Contain evaluation utilities for pytorch-based rewriting methods. To use, simply call compute_edit_quality with the appropriate arguments, which returns a dictionary containing them.

compute_rewrite_or_rephrase_quality() -> Dict

evaluation method for Reliability and Generalization

  • Conduct a computation to identify the token that possesses the highest probability at each respective token position.

  • Subsequently, compare this calculated result with the established ground truth to ascertain the mean accuracy of the probabilistic model.

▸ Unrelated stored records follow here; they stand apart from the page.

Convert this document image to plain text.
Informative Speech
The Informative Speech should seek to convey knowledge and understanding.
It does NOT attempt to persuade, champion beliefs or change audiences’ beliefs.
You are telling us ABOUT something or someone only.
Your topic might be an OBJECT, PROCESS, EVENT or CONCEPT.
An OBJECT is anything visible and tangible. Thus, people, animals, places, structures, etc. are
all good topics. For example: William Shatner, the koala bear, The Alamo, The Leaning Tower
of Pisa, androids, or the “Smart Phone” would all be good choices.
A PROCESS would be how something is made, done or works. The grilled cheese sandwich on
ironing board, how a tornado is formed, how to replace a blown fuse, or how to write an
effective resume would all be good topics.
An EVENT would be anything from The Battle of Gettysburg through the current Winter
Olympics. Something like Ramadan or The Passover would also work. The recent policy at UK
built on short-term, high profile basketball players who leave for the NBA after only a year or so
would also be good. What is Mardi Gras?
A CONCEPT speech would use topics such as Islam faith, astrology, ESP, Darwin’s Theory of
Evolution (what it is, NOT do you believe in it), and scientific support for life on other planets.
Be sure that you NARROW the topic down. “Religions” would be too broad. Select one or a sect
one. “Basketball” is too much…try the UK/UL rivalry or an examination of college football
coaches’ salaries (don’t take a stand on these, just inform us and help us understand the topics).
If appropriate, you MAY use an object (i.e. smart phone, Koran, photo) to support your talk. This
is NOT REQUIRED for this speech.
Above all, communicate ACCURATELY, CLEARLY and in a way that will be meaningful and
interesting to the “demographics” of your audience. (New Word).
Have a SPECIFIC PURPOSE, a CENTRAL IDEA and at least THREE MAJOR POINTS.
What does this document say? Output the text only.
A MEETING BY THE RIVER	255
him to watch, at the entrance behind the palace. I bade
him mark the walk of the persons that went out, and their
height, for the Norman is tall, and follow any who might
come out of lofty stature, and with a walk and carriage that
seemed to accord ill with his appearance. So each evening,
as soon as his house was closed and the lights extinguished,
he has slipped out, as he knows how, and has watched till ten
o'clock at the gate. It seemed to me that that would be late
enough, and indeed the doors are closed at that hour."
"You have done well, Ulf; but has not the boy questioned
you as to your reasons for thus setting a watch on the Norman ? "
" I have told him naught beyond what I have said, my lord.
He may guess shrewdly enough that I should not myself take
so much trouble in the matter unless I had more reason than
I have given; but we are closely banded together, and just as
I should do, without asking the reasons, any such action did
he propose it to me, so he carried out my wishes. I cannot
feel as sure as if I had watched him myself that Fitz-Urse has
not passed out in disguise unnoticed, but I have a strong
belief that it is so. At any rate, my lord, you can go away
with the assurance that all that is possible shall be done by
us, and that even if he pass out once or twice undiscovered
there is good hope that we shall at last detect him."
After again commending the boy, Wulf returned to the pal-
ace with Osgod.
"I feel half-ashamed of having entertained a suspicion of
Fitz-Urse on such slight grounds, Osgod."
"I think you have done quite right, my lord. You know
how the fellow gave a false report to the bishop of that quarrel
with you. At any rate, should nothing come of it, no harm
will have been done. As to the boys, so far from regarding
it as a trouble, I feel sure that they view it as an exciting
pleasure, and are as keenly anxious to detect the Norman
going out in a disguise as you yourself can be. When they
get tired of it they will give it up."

def compute_rewrite_or_rephrase_quality(
    hparams: HyperParams,
    tok: AutoTokenizer,
    prompt: str,
    target_new: str,
    test_rephrase: bool = False
) -> typing.Dict:
  • Paramters

    • model(PreTrainedModel): model to be edited

    • modle_name(Str): model_name_or_path

    • hparams(Hyperparams): hyperparameters for editing method

    • tok(PreTrainedTokenizer): tokenizer for inputs

    • prompt(Str): the edit descriptor

    • target_new(Str): the edit target

    • test_rephrase(bool): whether to evalute the rephrase prompt(For Generalization)

  • Return Type

    • metrics(Dict): model weights after editing

compute_locality_quality() -> Dict

the input-ouput format is same as compute_rewrite_or_rephrase_quality

  • Conduct a computation to identify the token that possesses the highest probability at each respective token position.

  • Compare whether the output tokens before and after editing are the same, and calculate the average accuracy rate


  • metrics

    "post": {
        "rewrite_acc": ,
        "rephrase_acc": ,
        "locality": {
            "YOUR_LOCALITY_KEY": ,
        "portablility": {
            "YOUR_PORTABILITY_KEY": ,
    "pre": {
        "rewrite_acc": ,
        "rephrase_acc": ,
        "portablility": {
            "YOUR_PORTABILITY_KEY": ,